Treatment options were reviewed including oral antibiotics, prednisone taper, and intralesional steroid + 5’-fluorouracil injection; hyaluronidase injections were also offered to dissolve any residual HA filler in the malar cheeks. Our patient elected to proceed with intralesional steroid + 5’-fluorouracil injections, mixed in a 1:2:2 ratio of triamcinolone (10 mg/mL), 5’-fluorouracil (50 mg/mL), and 1% lidocaine, to the subcutaneous nodules. This was then followed by a high dose prednisone taper, prednisone 50 mg (approximately 1 mg/kg), decreased by 10 mg every 4 days, until completion. She had noticeable improvement of nodularity after 3 treatments.
Discussion
Granulomatous DIRs are a feared complication among all injectable soft tissue fillers, including PMMA filler. Usually in cases of PMMA, DIRs occur without warning, presenting with sudden onset swelling, erythema, and tenderness.1, 2, 3
The frequency of granuloma development among patients receiving PMMA filler has been estimated to be approximately 1.9%.4 Although the exact pathogenesis remains unknown, granuloma formation has been observed following infections or surgery.2 Although reports of COVID-19 causing DIR in PMMA filler are lacking, there have been numerous reports of both COVID-19 infection and vaccination triggering DIR in patients with HA filler.5
Diagnosing granulomatous DIR is challenging. Some experts define DIR as a clinical diagnosis, established with visualization of firm nodules that appear months or years after PMMA injection.2 Others emphasize the importance of ruling out infection with incision and drainage followed by culture before establishing diagnosis and initiating treatment; if diagnosis remains equivocal, further biopsy, tissue culture, and ultrasound may be required.1
There is no consensus regarding best management of DIRs.
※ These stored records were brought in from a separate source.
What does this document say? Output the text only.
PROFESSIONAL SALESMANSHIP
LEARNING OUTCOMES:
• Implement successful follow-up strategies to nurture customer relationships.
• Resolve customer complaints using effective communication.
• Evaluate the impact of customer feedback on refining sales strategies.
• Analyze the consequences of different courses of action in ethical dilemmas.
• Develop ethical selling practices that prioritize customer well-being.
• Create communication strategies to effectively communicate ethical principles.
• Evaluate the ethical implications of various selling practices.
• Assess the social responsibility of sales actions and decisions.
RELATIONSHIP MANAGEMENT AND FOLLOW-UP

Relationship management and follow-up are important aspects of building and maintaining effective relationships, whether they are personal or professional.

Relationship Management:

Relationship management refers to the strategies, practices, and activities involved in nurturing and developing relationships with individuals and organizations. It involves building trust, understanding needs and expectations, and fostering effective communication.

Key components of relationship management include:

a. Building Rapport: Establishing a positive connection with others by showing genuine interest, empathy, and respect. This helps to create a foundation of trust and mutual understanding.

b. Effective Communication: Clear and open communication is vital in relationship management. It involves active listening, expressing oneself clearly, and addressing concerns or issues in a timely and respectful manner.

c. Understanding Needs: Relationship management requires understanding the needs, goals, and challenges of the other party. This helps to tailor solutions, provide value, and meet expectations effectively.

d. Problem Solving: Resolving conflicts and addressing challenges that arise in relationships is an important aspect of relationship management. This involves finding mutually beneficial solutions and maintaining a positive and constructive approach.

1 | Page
Some experts hypothesize that granulomas may resolve on their own and no treatment is necessary.2 Others have developed algorithms to manage these complications. Algorithms for both HA and PMMA filler share features including dual antibiotic treatment followed by intralesional therapies (eg, intralesional steroid and 5’-fluorouracil) and oral prednisone.1,3 Some therapeutics such as allopurinol, tacrolimus, and surgical excision have also demonstrated success.2
Our patient had been injected with 2 types of filler, HA and PMMA, with history of sudden, but delayed, nodule development after COVID infection. HA filler DIRs triggered by COVID-19 have also been reported to rapidly occur days to months after infection and was not a helpful distinguishing feature.5 Punch biopsy was therefore performed, implicating PMMA, as demonstrated by the presence of uniform spaces typical of PMMA microspheres, as opposed to the amorphous, heterogenous shape characteristic of HA filler. Negative concomitant tissue culture ruled out bacterial, fungal, or mycobacterial etiology. With confirmation of the originally presumed diagnosis, we were able to more confidently treat our patient with a series of 3 rounds of intralesional steroid + 5’-fluorouracil injections, each separated by 1 week. She had significant decrease in size and nodularity of granulomas. Further swelling and pain was treated with a high dose prednisone taper thereafter.
Although our patient is significantly improved, it is difficult to counsel her about prognosis, as it is somewhat undetermined. With PMMA filler product still in place, she could experience development of another DIR to future immunogenic triggers (ie, reinfection with COVID-19 versus booster vaccination in the future). This case represents an unusual report of PMMA DIR after COVID-19 infection with suggestions for treatment.
Conflicts of interest
None disclosed.
Footnotes
Funding sources: None.
Patient consent: Consent for the publication of all patient photographs and medical information was provided by the authors at the time of article submission to the journal stating that all patients gave consent for their photographs and medical information to be published in print and online and with the understanding that this information may be publicly available.
IRB approval status: Not applicable.